The goslings make that flight about 24 hours after hatching. The parent calls to them from the water. Two sets of parents produced ten goslings this year.

“Nine … made it successfully into the lake earlier in May,” Sally wrote. “One gosling was too weak to make the jump and was taken to a rehab facility nearby.”

Here’s what the steps look like between the above photos of parent’s flight and gosling’s jump.


Sally also got some sweet images of the babies cuddled up and on the water— it looks like it’s talking!


Finally, mom and dad shepherd them on a lake cruise.

Other residents were out with their cameras. Bernadette Goovaerts sent in this scene (below) of the grazing family. We only see four goslings in this photo, so perhaps it’s their sibling who’s been taken to rehab?

And this writer found the group of five goslings following their parents out of the water.
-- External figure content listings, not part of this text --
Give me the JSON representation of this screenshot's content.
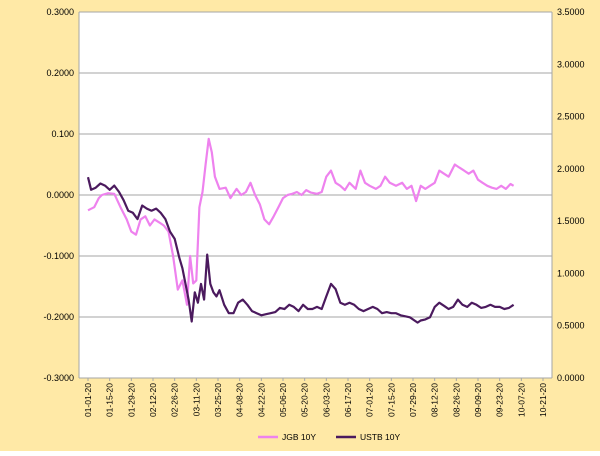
{
  "chart_data": {
    "type": "line",
    "title": "",
    "background_color": "#FFE9A6",
    "plot_background_color": "#FFFFFF",
    "grid": true,
    "legend_position": "bottom-center",
    "left_axis": {
      "min": -0.3,
      "max": 0.3,
      "step": 0.1,
      "ticks": [
        "0.3000",
        "0.2000",
        "0.100",
        "0.0000",
        "-0.1000",
        "-0.2000",
        "-0.3000"
      ]
    },
    "right_axis": {
      "min": 0.0,
      "max": 3.5,
      "step": 0.5,
      "ticks": [
        "3.5000",
        "3.0000",
        "2.5000",
        "2.0000",
        "1.5000",
        "1.0000",
        "0.5000",
        "0.0000"
      ]
    },
    "x_axis": {
      "start": "2020-01-01",
      "end": "2020-10-21",
      "tick_labels": [
        "01-01-20",
        "01-15-20",
        "01-29-20",
        "02-12-20",
        "02-26-20",
        "03-11-20",
        "03-25-20",
        "04-08-20",
        "04-22-20",
        "05-06-20",
        "05-20-20",
        "06-03-20",
        "06-17-20",
        "07-01-20",
        "07-15-20",
        "07-29-20",
        "08-12-20",
        "08-26-20",
        "09-09-20",
        "09-23-20",
        "10-07-20",
        "10-21-20"
      ]
    },
    "series": [
      {
        "name": "JGB 10Y",
        "axis": "left",
        "color": "#EE82EE",
        "points": [
          [
            "2020-01-01",
            -0.025
          ],
          [
            "2020-01-05",
            -0.02
          ],
          [
            "2020-01-08",
            -0.005
          ],
          [
            "2020-01-10",
            0.0
          ],
          [
            "2020-01-14",
            0.003
          ],
          [
            "2020-01-18",
            0.002
          ],
          [
            "2020-01-22",
            -0.02
          ],
          [
            "2020-01-26",
            -0.04
          ],
          [
            "2020-01-29",
            -0.06
          ],
          [
            "2020-02-01",
            -0.065
          ],
          [
            "2020-02-04",
            -0.04
          ],
          [
            "2020-02-07",
            -0.035
          ],
          [
            "2020-02-10",
            -0.05
          ],
          [
            "2020-02-13",
            -0.04
          ],
          [
            "2020-02-16",
            -0.045
          ],
          [
            "2020-02-19",
            -0.05
          ],
          [
            "2020-02-22",
            -0.06
          ],
          [
            "2020-02-25",
            -0.1
          ],
          [
            "2020-02-28",
            -0.155
          ],
          [
            "2020-03-02",
            -0.14
          ],
          [
            "2020-03-05",
            -0.18
          ],
          [
            "2020-03-07",
            -0.1
          ],
          [
            "2020-03-09",
            -0.145
          ],
          [
            "2020-03-11",
            -0.14
          ],
          [
            "2020-03-13",
            -0.02
          ],
          [
            "2020-03-15",
            0.005
          ],
          [
            "2020-03-17",
            0.05
          ],
          [
            "2020-03-19",
            0.092
          ],
          [
            "2020-03-21",
            0.07
          ],
          [
            "2020-03-23",
            0.03
          ],
          [
            "2020-03-26",
            0.01
          ],
          [
            "2020-03-30",
            0.012
          ],
          [
            "2020-04-02",
            -0.005
          ],
          [
            "2020-04-06",
            0.01
          ],
          [
            "2020-04-09",
            0.0
          ],
          [
            "2020-04-12",
            0.005
          ],
          [
            "2020-04-15",
            0.02
          ],
          [
            "2020-04-18",
            0.0
          ],
          [
            "2020-04-21",
            -0.015
          ],
          [
            "2020-04-24",
            -0.04
          ],
          [
            "2020-04-27",
            -0.048
          ],
          [
            "2020-04-30",
            -0.035
          ],
          [
            "2020-05-03",
            -0.02
          ],
          [
            "2020-05-06",
            -0.005
          ],
          [
            "2020-05-09",
            0.0
          ],
          [
            "2020-05-12",
            0.002
          ],
          [
            "2020-05-15",
            0.005
          ],
          [
            "2020-05-18",
            0.0
          ],
          [
            "2020-05-21",
            0.008
          ],
          [
            "2020-05-24",
            0.004
          ],
          [
            "2020-05-28",
            0.002
          ],
          [
            "2020-05-31",
            0.005
          ],
          [
            "2020-06-03",
            0.03
          ],
          [
            "2020-06-06",
            0.04
          ],
          [
            "2020-06-09",
            0.02
          ],
          [
            "2020-06-12",
            0.015
          ],
          [
            "2020-06-15",
            0.008
          ],
          [
            "2020-06-18",
            0.02
          ],
          [
            "2020-06-22",
            0.01
          ],
          [
            "2020-06-25",
            0.04
          ],
          [
            "2020-06-28",
            0.02
          ],
          [
            "2020-07-01",
            0.015
          ],
          [
            "2020-07-05",
            0.01
          ],
          [
            "2020-07-08",
            0.015
          ],
          [
            "2020-07-11",
            0.03
          ],
          [
            "2020-07-14",
            0.02
          ],
          [
            "2020-07-18",
            0.015
          ],
          [
            "2020-07-22",
            0.02
          ],
          [
            "2020-07-25",
            0.01
          ],
          [
            "2020-07-28",
            0.015
          ],
          [
            "2020-07-31",
            -0.01
          ],
          [
            "2020-08-03",
            0.015
          ],
          [
            "2020-08-06",
            0.01
          ],
          [
            "2020-08-09",
            0.015
          ],
          [
            "2020-08-12",
            0.02
          ],
          [
            "2020-08-15",
            0.04
          ],
          [
            "2020-08-18",
            0.035
          ],
          [
            "2020-08-21",
            0.03
          ],
          [
            "2020-08-25",
            0.05
          ],
          [
            "2020-08-28",
            0.045
          ],
          [
            "2020-08-31",
            0.04
          ],
          [
            "2020-09-03",
            0.035
          ],
          [
            "2020-09-06",
            0.04
          ],
          [
            "2020-09-09",
            0.025
          ],
          [
            "2020-09-12",
            0.02
          ],
          [
            "2020-09-15",
            0.015
          ],
          [
            "2020-09-18",
            0.012
          ],
          [
            "2020-09-21",
            0.01
          ],
          [
            "2020-09-24",
            0.015
          ],
          [
            "2020-09-27",
            0.01
          ],
          [
            "2020-09-30",
            0.018
          ],
          [
            "2020-10-02",
            0.015
          ]
        ]
      },
      {
        "name": "USTB 10Y",
        "axis": "right",
        "color": "#4B1A5E",
        "points": [
          [
            "2020-01-01",
            1.92
          ],
          [
            "2020-01-03",
            1.8
          ],
          [
            "2020-01-06",
            1.82
          ],
          [
            "2020-01-09",
            1.86
          ],
          [
            "2020-01-12",
            1.84
          ],
          [
            "2020-01-15",
            1.8
          ],
          [
            "2020-01-18",
            1.84
          ],
          [
            "2020-01-21",
            1.78
          ],
          [
            "2020-01-24",
            1.7
          ],
          [
            "2020-01-27",
            1.6
          ],
          [
            "2020-01-30",
            1.58
          ],
          [
            "2020-02-02",
            1.52
          ],
          [
            "2020-02-05",
            1.65
          ],
          [
            "2020-02-08",
            1.62
          ],
          [
            "2020-02-11",
            1.6
          ],
          [
            "2020-02-14",
            1.62
          ],
          [
            "2020-02-17",
            1.58
          ],
          [
            "2020-02-20",
            1.52
          ],
          [
            "2020-02-23",
            1.4
          ],
          [
            "2020-02-26",
            1.33
          ],
          [
            "2020-02-29",
            1.15
          ],
          [
            "2020-03-02",
            1.05
          ],
          [
            "2020-03-04",
            0.9
          ],
          [
            "2020-03-06",
            0.75
          ],
          [
            "2020-03-08",
            0.54
          ],
          [
            "2020-03-10",
            0.82
          ],
          [
            "2020-03-12",
            0.72
          ],
          [
            "2020-03-14",
            0.9
          ],
          [
            "2020-03-16",
            0.75
          ],
          [
            "2020-03-18",
            1.18
          ],
          [
            "2020-03-20",
            0.9
          ],
          [
            "2020-03-22",
            0.82
          ],
          [
            "2020-03-24",
            0.78
          ],
          [
            "2020-03-26",
            0.84
          ],
          [
            "2020-03-29",
            0.7
          ],
          [
            "2020-04-01",
            0.62
          ],
          [
            "2020-04-04",
            0.62
          ],
          [
            "2020-04-07",
            0.72
          ],
          [
            "2020-04-10",
            0.75
          ],
          [
            "2020-04-13",
            0.7
          ],
          [
            "2020-04-16",
            0.64
          ],
          [
            "2020-04-19",
            0.62
          ],
          [
            "2020-04-22",
            0.6
          ],
          [
            "2020-04-25",
            0.61
          ],
          [
            "2020-04-28",
            0.62
          ],
          [
            "2020-05-01",
            0.63
          ],
          [
            "2020-05-04",
            0.67
          ],
          [
            "2020-05-07",
            0.66
          ],
          [
            "2020-05-10",
            0.7
          ],
          [
            "2020-05-13",
            0.68
          ],
          [
            "2020-05-16",
            0.64
          ],
          [
            "2020-05-19",
            0.7
          ],
          [
            "2020-05-22",
            0.66
          ],
          [
            "2020-05-25",
            0.66
          ],
          [
            "2020-05-28",
            0.68
          ],
          [
            "2020-05-31",
            0.66
          ],
          [
            "2020-06-03",
            0.78
          ],
          [
            "2020-06-06",
            0.9
          ],
          [
            "2020-06-09",
            0.85
          ],
          [
            "2020-06-12",
            0.72
          ],
          [
            "2020-06-15",
            0.7
          ],
          [
            "2020-06-18",
            0.72
          ],
          [
            "2020-06-21",
            0.7
          ],
          [
            "2020-06-24",
            0.66
          ],
          [
            "2020-06-27",
            0.64
          ],
          [
            "2020-06-30",
            0.66
          ],
          [
            "2020-07-03",
            0.68
          ],
          [
            "2020-07-06",
            0.66
          ],
          [
            "2020-07-09",
            0.62
          ],
          [
            "2020-07-12",
            0.63
          ],
          [
            "2020-07-15",
            0.62
          ],
          [
            "2020-07-18",
            0.62
          ],
          [
            "2020-07-21",
            0.6
          ],
          [
            "2020-07-24",
            0.59
          ],
          [
            "2020-07-27",
            0.58
          ],
          [
            "2020-07-30",
            0.55
          ],
          [
            "2020-08-01",
            0.53
          ],
          [
            "2020-08-03",
            0.55
          ],
          [
            "2020-08-06",
            0.56
          ],
          [
            "2020-08-09",
            0.58
          ],
          [
            "2020-08-12",
            0.68
          ],
          [
            "2020-08-15",
            0.72
          ],
          [
            "2020-08-18",
            0.69
          ],
          [
            "2020-08-21",
            0.66
          ],
          [
            "2020-08-24",
            0.68
          ],
          [
            "2020-08-27",
            0.75
          ],
          [
            "2020-08-30",
            0.7
          ],
          [
            "2020-09-02",
            0.68
          ],
          [
            "2020-09-05",
            0.72
          ],
          [
            "2020-09-08",
            0.7
          ],
          [
            "2020-09-11",
            0.67
          ],
          [
            "2020-09-14",
            0.68
          ],
          [
            "2020-09-17",
            0.7
          ],
          [
            "2020-09-20",
            0.68
          ],
          [
            "2020-09-23",
            0.68
          ],
          [
            "2020-09-26",
            0.66
          ],
          [
            "2020-09-29",
            0.67
          ],
          [
            "2020-10-02",
            0.7
          ]
        ]
      }
    ]
  }
}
If you remember, our two goose pairs were met with tragedy last year. In the middle of the pandemic, as we all hoped for new signs of life, only three of six eggs hatched from one goose pair. And a second clutch of the other pair never hatched. Of the three goslings, only one made it to adulthood. A leashed dog managed to kill one of them, and the fate of the other one was unknown.

Landscape Committee member Ron Tipton last year posted this plea on NextDoor: “Please, please try to keep your dogs away from the goose family for the next couple of months they are with us.”

To that, we will add: Perhaps people could walk their dogs away from the lake while the geese are with us, then return without their pets to enjoy the scene. And please, don’t feed the geese.